Lani si Tomboy adalah perempuan yang terlihat selalu sendiri. Maksudku, dia terlihat berbeda dengan perempuan kebanyakan. Umumnya anak perempuan suka berkumpul bersama teman-temannya, bercerita, bergosip sambil tertawa-tawa. Mereka juga selalu mementingkan penampilan sesuai tren model kekinian. Seperti adik perempuanku dan perempuan lain yang sering aku tahu.
Sedangkan Lani berpenampilan sederhana. Dia datang dan pergi tanpa teman ke taman bacaan di mana aku sering melihatnya. Ada rasa penasaran dan tertarik yang menggelitik di hatiku.
Tak berapa lama si Tomboy keluar gerbang kos dan sudah berganti pakaian. Ia memakai celana panjang berwarna putih, dan jaket khas atlet. Jaketnya bertulisan kontingen kejuaraan Karate. Dan, apa itu yang dia tenteng? Sesuatu seperti baju berwarna putih dilipat dan diikat sejenis sabuk khas beladiri berwarna hitam.
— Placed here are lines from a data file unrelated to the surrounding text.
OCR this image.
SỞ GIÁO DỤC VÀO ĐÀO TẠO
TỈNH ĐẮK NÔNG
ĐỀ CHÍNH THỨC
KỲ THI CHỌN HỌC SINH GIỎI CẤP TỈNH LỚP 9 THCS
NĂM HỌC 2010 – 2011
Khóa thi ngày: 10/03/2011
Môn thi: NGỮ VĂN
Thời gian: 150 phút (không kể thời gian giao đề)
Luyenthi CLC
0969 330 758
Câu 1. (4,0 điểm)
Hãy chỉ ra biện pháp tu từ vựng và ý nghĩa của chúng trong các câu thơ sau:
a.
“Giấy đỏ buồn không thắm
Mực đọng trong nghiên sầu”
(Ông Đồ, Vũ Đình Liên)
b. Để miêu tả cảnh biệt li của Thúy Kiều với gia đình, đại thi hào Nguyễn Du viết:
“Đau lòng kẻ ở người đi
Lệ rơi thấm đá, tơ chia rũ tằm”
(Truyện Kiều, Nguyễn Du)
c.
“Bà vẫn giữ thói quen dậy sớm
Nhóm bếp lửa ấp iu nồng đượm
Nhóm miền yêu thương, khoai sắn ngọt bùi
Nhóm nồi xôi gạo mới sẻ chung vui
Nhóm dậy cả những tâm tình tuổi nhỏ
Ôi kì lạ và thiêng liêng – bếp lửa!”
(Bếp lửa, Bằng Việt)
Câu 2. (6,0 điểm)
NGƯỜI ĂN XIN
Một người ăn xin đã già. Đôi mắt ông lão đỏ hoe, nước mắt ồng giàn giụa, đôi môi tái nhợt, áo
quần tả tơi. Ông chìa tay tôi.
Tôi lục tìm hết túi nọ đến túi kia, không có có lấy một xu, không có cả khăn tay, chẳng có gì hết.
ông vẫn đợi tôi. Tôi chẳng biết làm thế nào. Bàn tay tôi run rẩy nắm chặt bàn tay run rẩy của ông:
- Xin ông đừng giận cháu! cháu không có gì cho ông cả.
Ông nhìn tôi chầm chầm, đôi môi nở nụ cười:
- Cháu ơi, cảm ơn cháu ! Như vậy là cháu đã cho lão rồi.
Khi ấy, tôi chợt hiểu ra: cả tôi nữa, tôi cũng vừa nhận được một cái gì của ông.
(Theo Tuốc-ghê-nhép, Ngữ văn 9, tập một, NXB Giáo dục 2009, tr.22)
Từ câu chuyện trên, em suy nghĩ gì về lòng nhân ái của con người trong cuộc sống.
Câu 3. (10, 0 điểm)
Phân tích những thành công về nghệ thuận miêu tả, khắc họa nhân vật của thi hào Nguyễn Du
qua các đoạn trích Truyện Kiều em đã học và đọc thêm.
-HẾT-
Ya, tidak salah lagi itu adalah sabuk hitam Karate dengan bordir kanji Jepang di sisi sabuknya.
Aku tersenyum melihat penampilannya. Pantes tomboy, ternyata dia karateka dan mungkin atlet juga. Sungguh perempuan yang menarik.
????
Manga : komik khas asal Jepang.
Shounen : genre manga dan anime (film animasi) yang cenderung cocok untuk anak laki-laki.
Soujo : genre manga dan anime yang cenderung cocok untuk anak perempuan.
Karateka : praktisi beladiri karate.
Huruf kanji : salah satu jenis huruf yang digunakan oleh negara Jepang, Cina, dan Korea. Satu huruf memiliki satu makna kata.
Biasanya untuk sabuk beladiri yang berasal dari ke-3 negara tersebut, salah satu sisi sabuk terdapat tulisan kanji sesuai jenis aliran atau perguruan beladiri masing-masing. Sedangkan sisi satunya tertera nama pemilik sabuk.